Obviamente, cada partido puede establecer sus pactos y elegir sus compañías. Faltaría más. Aunque duele, y mucho, el «cordón sanitario» que impone quien supuestamente defiende principios democráticos pero termina acomodándose a las mismas frases hechas que impone el «establishment». A nadie le va bien que le rechacen, pero considero que Podemos debería ser honesto al hablar de las razones del veto. No es por independentista. Es por ser EH Bildu. En Galiza, Anova (escisión de BNG), forma parte de la Marea desde el principio.
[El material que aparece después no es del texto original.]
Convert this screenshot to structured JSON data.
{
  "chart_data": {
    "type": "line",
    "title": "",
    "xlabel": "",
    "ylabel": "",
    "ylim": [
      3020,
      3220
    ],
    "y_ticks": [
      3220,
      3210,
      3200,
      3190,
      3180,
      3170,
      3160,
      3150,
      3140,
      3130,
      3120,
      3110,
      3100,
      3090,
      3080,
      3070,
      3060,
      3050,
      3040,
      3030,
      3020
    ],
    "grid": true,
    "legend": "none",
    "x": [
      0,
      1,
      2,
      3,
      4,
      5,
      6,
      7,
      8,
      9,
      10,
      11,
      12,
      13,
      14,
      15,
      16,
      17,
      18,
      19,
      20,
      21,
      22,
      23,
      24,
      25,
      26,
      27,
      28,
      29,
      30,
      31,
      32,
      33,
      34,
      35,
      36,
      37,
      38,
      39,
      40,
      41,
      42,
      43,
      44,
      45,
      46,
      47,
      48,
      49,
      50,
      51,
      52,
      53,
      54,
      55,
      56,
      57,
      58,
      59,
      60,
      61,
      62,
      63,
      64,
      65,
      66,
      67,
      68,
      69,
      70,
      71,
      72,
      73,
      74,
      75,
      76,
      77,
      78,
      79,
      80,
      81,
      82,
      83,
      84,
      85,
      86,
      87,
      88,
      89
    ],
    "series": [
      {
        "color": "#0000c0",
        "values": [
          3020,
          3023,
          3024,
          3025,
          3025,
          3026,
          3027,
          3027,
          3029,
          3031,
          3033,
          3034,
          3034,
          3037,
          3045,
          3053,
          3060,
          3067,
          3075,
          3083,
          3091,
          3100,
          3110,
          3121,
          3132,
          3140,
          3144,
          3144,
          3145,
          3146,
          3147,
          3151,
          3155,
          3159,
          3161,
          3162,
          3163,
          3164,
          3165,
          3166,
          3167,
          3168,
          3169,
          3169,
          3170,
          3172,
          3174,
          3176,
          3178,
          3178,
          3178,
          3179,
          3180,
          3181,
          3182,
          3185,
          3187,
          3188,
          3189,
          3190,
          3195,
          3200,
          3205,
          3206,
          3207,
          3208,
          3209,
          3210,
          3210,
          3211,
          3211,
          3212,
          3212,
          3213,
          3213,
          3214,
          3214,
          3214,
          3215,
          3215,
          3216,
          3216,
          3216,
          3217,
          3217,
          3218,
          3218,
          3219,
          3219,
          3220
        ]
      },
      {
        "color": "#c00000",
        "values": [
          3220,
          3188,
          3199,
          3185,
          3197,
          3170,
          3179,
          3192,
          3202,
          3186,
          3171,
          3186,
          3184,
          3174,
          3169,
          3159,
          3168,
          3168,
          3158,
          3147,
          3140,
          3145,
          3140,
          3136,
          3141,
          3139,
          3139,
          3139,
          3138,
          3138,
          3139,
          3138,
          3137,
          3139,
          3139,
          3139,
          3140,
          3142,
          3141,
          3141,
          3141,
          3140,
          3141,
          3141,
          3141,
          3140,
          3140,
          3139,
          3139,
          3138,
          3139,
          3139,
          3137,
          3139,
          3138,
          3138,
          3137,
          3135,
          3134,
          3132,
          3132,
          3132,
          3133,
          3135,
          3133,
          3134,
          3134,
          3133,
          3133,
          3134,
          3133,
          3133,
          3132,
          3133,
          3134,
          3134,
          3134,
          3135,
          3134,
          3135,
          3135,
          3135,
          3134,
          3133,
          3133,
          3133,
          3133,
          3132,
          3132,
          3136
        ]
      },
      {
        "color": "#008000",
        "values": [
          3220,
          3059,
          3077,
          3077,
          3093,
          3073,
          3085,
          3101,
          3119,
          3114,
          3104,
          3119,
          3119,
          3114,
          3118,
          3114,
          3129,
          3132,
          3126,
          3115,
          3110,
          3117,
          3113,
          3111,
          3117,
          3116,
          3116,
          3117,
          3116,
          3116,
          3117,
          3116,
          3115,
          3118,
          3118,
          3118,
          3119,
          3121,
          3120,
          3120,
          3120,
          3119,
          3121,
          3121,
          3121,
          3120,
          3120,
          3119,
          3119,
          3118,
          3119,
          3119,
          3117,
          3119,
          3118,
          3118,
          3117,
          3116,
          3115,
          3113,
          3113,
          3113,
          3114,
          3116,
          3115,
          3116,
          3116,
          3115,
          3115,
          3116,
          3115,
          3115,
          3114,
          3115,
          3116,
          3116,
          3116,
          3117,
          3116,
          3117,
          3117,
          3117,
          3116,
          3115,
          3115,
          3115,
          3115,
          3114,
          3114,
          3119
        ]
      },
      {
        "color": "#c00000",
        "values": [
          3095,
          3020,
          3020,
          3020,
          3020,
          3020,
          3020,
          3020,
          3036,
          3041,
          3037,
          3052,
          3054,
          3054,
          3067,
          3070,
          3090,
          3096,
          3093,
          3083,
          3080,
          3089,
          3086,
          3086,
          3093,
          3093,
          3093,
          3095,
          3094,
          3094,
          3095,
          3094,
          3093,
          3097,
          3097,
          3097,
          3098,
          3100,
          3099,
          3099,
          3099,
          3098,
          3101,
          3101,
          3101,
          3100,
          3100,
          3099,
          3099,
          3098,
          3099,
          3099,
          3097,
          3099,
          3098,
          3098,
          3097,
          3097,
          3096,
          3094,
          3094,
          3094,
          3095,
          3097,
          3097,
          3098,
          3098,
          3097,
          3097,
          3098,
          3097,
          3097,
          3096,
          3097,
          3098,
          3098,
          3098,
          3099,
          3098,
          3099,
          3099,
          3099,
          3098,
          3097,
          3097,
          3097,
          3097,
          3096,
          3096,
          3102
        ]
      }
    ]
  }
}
Y no creo que Xosé Manuel Beiras se haya convertido al patriotismo de «la gente», que es como se nombra ahora a la España de toda la vida. Así que es de un cinismo extremo presentarse como el campeón de la izquierda (o del pueblo, según corriente) y aplicar la excepcionalidad a un sector político al que tratan como si deseasen que no existiese. Luego vendrán a contarnos que confían en la posibilidad de democratización del Estado. 

Entiendo que algunas de las frases que suelta Iglesias no son de su gusto. Estoy seguro de que él preferiría decir otra cosa y que argumenta lo que puede dentro del terreno en el que le dejan. Sin embargo, siempre me planteo lo mismo: si se renuncia a hacer pedagogía o a hacer algo distinto, ¿no hurtamos a la sociedad la posibilidad de evolucionar hacia posiciones más democráticas? Por desgracia, sigue vigente lo que escuché a un líder del partido morado en Madrid que, hace un tiempo y dirigiéndose medio en broma medio en serio hacia un militante independentista vasco, le espetó «con vosotros ni con un palo».